Member News: Vauxhall Cars wins ACPO future technology challenge
The Vauxhall Astra Sports Tourer, British-built and converted in Ellesmere Port, Cheshire and Millbrook, Bedfordshire, wins the Association of Chief Police Officers (ACPO) future technology challenge, playing a part in securing Police fleet dominance for Vauxhall with 70 per cent market share
A crime-busting Vauxhall Astra Sports Tourer, installed with Facewatch and other leading edge technology, has won a challenge from the Association of Chief Police Officers (ACPO) to find a way of incorporating future technology into a Police car.

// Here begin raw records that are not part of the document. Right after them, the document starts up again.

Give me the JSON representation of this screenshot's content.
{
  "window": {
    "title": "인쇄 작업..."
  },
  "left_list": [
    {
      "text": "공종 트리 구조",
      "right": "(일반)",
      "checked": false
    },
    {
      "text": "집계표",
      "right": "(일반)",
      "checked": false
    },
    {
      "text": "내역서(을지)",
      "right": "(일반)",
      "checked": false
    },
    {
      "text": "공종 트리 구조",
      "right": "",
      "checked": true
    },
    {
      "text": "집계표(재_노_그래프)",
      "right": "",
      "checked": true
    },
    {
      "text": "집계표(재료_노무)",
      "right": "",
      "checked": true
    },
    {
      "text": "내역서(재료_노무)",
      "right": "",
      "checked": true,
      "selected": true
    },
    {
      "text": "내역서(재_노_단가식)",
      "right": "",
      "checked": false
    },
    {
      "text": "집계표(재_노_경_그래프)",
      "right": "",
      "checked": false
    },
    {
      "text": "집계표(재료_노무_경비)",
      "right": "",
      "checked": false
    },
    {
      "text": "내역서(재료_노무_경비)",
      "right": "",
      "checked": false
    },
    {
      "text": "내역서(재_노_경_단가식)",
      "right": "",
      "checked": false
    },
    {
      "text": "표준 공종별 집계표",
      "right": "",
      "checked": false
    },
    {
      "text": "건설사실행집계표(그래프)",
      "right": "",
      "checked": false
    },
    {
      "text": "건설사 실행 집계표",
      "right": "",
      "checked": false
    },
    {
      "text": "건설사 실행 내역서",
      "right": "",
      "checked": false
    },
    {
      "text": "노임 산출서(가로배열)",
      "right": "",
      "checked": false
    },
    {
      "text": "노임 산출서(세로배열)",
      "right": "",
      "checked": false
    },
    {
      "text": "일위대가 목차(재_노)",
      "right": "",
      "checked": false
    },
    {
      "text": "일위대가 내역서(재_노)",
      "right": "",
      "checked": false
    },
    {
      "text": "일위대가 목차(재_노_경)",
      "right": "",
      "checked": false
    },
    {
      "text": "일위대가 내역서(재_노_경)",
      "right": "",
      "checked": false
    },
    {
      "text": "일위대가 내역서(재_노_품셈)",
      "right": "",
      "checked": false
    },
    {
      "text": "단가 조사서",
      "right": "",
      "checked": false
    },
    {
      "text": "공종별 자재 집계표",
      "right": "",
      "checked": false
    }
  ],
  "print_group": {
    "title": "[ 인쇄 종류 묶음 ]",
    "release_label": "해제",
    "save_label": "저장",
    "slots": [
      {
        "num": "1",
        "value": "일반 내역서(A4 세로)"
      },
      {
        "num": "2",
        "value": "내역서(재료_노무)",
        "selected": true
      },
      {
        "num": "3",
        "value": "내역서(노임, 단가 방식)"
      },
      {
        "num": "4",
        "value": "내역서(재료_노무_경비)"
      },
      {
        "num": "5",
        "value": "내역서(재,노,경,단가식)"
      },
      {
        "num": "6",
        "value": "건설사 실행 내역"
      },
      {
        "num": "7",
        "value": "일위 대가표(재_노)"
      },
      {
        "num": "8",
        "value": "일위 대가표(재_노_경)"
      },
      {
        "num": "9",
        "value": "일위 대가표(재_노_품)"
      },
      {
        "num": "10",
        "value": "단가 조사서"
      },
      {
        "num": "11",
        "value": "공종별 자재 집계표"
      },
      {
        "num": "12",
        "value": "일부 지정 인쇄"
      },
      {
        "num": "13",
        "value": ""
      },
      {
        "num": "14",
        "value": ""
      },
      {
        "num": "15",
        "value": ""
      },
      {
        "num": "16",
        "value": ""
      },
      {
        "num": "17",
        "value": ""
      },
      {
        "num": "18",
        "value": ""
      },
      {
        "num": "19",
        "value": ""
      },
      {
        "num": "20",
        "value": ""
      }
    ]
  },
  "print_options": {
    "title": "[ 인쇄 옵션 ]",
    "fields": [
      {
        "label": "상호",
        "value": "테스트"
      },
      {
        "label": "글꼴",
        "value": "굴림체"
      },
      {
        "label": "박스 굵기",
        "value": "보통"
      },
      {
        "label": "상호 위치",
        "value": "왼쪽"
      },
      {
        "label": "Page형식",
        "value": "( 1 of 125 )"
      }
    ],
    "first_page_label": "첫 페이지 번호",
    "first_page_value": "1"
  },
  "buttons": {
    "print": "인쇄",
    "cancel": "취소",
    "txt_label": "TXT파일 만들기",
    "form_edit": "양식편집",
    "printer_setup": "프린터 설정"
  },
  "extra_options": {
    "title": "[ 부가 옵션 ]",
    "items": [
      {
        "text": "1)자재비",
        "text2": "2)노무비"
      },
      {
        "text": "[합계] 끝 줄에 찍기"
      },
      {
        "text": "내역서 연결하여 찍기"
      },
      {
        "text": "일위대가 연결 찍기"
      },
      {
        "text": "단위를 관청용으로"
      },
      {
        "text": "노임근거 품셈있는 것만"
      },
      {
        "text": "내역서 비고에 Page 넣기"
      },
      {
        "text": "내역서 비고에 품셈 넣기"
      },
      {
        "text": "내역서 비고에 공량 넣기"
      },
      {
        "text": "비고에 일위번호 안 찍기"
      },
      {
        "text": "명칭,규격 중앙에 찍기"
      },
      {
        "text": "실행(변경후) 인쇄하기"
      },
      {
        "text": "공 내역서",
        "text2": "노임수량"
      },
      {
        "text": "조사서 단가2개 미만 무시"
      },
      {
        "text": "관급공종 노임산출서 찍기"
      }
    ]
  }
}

The British-built Astra Sports Tourer, featuring three computers, is armed with Facewatch, forensics and facial-recognition software plus several high-quality cameras able to record activity around the vehicle. This CCTV footage can be streamed on-the-move and uploaded to Facewatch, the online crime database. Facewatch also provides instant feeds of crimes reported through the system as they happen, including moving CCTV footage and images of suspects.

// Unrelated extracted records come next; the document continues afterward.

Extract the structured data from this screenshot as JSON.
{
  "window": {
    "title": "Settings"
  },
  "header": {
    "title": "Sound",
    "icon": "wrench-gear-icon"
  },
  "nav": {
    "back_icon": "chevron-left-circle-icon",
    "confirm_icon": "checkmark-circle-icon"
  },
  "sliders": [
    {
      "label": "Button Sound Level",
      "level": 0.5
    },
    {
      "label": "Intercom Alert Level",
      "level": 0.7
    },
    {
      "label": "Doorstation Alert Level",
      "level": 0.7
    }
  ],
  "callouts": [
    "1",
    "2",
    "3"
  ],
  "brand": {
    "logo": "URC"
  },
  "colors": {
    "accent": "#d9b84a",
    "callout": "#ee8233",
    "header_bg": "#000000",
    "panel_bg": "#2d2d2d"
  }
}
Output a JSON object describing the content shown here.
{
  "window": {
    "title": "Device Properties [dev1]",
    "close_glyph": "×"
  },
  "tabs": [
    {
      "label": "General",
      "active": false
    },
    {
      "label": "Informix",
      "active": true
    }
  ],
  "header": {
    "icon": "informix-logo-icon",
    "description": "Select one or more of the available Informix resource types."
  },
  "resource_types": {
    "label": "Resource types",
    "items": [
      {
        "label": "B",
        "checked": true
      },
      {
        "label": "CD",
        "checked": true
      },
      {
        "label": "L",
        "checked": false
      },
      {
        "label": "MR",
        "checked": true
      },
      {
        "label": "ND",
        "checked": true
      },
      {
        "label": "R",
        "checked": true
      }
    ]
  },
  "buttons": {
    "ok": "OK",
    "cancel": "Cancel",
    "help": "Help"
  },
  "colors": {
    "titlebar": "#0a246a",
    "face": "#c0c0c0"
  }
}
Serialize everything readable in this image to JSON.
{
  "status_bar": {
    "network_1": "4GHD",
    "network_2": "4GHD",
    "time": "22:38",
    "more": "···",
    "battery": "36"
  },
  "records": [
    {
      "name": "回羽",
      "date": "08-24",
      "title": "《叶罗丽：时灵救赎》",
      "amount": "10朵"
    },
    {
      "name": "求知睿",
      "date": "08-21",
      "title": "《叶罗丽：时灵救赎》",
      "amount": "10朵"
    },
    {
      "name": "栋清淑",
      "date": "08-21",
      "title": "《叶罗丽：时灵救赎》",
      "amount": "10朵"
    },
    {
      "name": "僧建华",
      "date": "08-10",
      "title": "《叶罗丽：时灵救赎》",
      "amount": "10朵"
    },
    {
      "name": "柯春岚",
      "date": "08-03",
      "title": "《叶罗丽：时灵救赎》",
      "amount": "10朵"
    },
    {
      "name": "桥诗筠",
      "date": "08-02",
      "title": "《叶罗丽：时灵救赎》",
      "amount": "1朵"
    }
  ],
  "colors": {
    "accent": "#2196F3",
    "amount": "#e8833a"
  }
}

This special Astra Sports Tourer is the Police car for the iPhone generation with witness of crime photography collected via 3G connectivity. The vehicle is also equipped with software that predicts future crime hotspots.

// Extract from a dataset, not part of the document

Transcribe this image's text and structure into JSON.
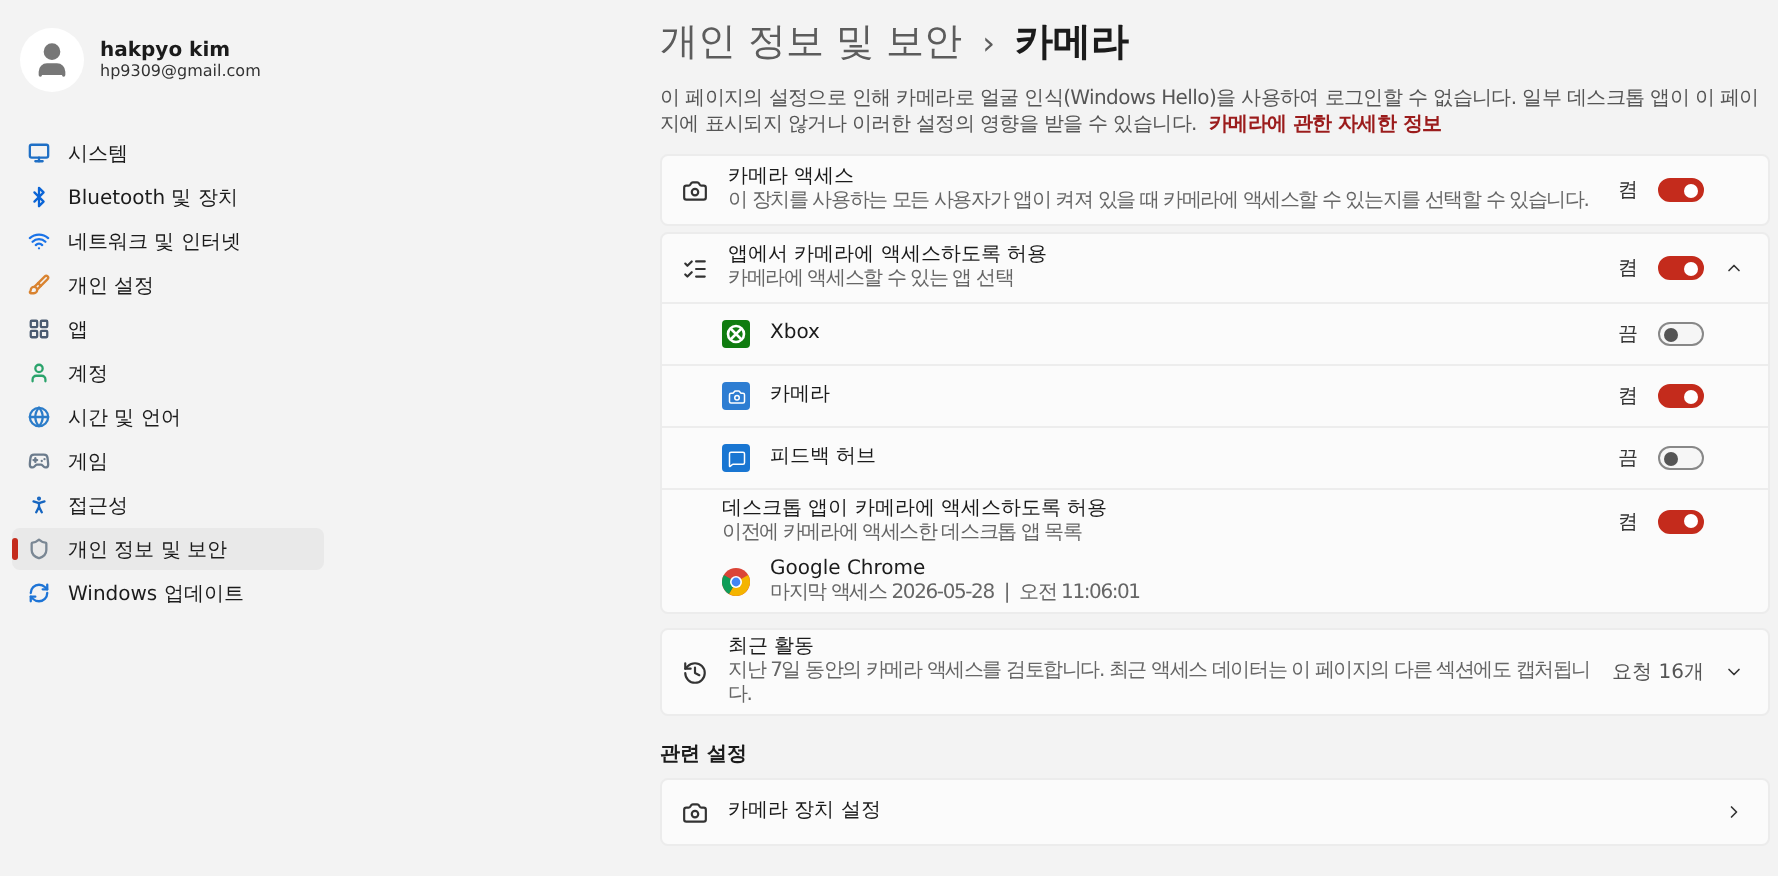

A sophisticated black box, equipment that’s usually only found in aircraft, collects data on the Astra including speed, location and miles per gallon amongst numerous others. Officers are also able to dock Toughbook laptops and rugged smart phones.
To push the crime-fighting technology on even further, Vauxhall formed a consortium with specialist firms including Daetech Systems, TetraTAB, Airmax Group, Innaxys, Trans-tag, Kelvin Connect, Civica, Videolatitude, Imagebase and Facewatch.
Police fleet market leaders Vauxhall produced the base vehicle at their facility in Ellesmere Port, Cheshire and carried out the special conversion at their base at Millbrook Proving Ground, Bedfordshire.
This vehicle exceeds Commissioner of the Metropolitan Police, Bernard Hogan-Howe’s directives for the police car to be the mobile office, so police are always out in the field rather than back at the station.
It’s the second year running that Police fleet market leaders have won ACPO’s challenge after romping to victory with a futuristic Ampera extended-range electric vehicle last year.